Here’s one thing that I’ve been questioning myself if I was ever right to teach him the word “bad”. Long before his first birthday, when he got hurt like bumping his head or falling down on something, I always tapped the enemy and exclaimed “bad table, or bad chair or bad wall!” It always stopped his cry and somehow brought some consolation to the anguish. Naturally he learnt this. Unfortunately, confirming my uneasiness about it, he extended such gesture to other people. My mother was playing with him one time and in the middle of the game David bumped his head to my mom’s forehead. You guess how he reacted. He gave my mom a whack on her forehead and said, “bad head!” Mother was dumbfounded.
He says plenty of words correctly and the one I personally reluctant to hear is “mama lie down” tapping the pillow beside his. That practically means that at time of sleeping and bottle feeding my head has to be just as close to his. I can’t blame him, three months of sleeping with me, one develops a habit. Now that we are back, he has to unlearn that habit and understand that the bedroom full of toys and weird looking things is not just a playroom. It is his bedroom.

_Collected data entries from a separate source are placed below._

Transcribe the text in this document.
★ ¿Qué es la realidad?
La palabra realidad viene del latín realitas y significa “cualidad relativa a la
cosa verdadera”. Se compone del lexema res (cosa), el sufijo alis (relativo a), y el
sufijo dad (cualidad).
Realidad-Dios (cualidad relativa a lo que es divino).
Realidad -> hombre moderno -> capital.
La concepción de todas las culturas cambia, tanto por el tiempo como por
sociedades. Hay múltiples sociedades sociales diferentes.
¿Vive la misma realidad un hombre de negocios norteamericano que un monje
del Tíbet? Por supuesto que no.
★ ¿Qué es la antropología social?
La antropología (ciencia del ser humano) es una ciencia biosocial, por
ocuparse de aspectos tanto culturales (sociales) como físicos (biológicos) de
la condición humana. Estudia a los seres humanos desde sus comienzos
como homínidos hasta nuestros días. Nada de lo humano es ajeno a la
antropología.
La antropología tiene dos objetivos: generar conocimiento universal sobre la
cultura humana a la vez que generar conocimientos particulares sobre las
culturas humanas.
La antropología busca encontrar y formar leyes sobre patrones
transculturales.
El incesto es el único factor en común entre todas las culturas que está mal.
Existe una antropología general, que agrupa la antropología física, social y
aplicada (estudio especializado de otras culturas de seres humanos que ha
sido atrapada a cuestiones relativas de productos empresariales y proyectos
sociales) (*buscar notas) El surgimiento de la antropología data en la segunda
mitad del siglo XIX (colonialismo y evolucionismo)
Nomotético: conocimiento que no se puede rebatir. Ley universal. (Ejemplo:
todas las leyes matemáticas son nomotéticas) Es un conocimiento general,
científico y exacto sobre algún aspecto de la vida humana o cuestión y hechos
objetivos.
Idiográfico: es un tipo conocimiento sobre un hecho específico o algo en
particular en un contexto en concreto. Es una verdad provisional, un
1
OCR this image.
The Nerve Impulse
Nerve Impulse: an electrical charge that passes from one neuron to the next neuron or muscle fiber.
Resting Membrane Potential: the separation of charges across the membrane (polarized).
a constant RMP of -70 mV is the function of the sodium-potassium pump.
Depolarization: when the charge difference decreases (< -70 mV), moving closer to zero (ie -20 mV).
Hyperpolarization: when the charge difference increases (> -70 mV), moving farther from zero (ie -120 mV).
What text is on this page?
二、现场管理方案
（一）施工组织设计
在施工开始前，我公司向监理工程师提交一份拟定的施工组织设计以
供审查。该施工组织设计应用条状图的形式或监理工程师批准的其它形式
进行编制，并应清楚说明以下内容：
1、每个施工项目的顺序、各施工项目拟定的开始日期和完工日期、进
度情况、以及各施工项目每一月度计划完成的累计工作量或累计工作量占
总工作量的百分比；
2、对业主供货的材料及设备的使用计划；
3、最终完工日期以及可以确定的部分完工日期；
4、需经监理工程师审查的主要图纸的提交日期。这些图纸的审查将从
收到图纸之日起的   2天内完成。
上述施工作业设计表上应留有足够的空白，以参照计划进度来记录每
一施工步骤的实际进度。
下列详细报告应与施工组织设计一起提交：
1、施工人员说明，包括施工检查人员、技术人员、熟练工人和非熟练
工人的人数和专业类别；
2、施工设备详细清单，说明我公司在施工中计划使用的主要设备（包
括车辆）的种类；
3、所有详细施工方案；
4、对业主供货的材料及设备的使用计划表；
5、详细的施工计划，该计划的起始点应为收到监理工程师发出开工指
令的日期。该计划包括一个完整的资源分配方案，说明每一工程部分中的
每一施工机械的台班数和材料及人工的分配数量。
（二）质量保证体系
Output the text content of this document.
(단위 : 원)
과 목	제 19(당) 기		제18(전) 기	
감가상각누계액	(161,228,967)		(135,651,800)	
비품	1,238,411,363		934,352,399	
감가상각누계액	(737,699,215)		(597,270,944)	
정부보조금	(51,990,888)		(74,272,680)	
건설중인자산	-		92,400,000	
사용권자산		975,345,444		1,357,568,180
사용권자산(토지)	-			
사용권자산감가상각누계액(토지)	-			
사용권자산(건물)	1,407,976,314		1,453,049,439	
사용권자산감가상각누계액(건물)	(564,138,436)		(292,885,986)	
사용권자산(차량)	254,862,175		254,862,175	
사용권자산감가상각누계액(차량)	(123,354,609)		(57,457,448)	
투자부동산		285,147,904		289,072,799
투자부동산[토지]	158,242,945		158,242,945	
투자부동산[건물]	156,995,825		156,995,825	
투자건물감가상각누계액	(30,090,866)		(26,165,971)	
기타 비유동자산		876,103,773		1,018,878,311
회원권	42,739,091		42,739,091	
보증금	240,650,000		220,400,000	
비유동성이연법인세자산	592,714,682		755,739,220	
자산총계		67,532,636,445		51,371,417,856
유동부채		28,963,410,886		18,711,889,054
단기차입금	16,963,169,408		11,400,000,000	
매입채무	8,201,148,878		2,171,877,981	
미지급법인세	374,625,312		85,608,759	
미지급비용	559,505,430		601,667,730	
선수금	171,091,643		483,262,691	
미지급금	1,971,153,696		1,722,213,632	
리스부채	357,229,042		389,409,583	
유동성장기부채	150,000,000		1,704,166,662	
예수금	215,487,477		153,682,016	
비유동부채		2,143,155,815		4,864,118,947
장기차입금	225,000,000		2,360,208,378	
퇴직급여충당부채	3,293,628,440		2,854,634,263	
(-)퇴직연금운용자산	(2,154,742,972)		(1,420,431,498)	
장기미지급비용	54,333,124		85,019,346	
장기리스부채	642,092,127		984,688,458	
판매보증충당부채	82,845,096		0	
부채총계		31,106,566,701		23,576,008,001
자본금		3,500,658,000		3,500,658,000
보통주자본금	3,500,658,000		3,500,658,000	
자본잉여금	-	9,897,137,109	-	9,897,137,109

Posted by Lynneth at 14:54:59 | Permalink | Comments (10)

David’s Blog

I have a weird first entry for 2006. The result of weird feelings after three months in a tropical heat and come back to a subzero winter freeze. No one should do this, it’s just so unhealthy for the mind and body.
In retrospect, I’ve come to a decision to house my blogs into one roof. So David’s blog will unfold here. No more baby chatter, so friends kindly update your link… :o)

Posted by Lynneth at 10:15:23 | Permalink | Comments (2)

Tuesday, January 24, 2006

Back!

My feet have touched the French soil 50 hours ago. I still feel like I’m in the clouds, head heavy, mind totally empty, emotions scattered. The sound of winter silence buzzing my eardrums. I currently function technically, answer to the cries and needs of my little boy, spent whole day yesterday washing clothes even the clean ones. I just felt the urge to wash away the smell of tide soap clinging to our Philippine clothes as if the very act of it gives finality to the fact that I’m now again back to France.
I was looking forward coming back and thought that the almost three months vacation spent in my motherland has soothed my struggling soul. I still feel lost and come to the realization that the time spent rebonding and rediscovering my family just temporarily faded away some of the agonies I feel living in a foreign land. That while embracing the warmth and loving presence of my family and friends in the Phils I also felt certain that these were all temporary. I had the most wonderful time.
I have to pick up again the torn pieces, starting where I’ve left off and struggling to understand my very existence. There are only two certainties in my life right now, one that I’m a wife and two that I’m a mother. Perhaps these are the only things I need to understand the purpose of my life and the rest are just my inner demons clouding my senses time to time. But then again perhaps I’m back to my recurring PMS episodes.


** My blogger friends give me time to recuperate. Perhaps I’m just cold-shock lol!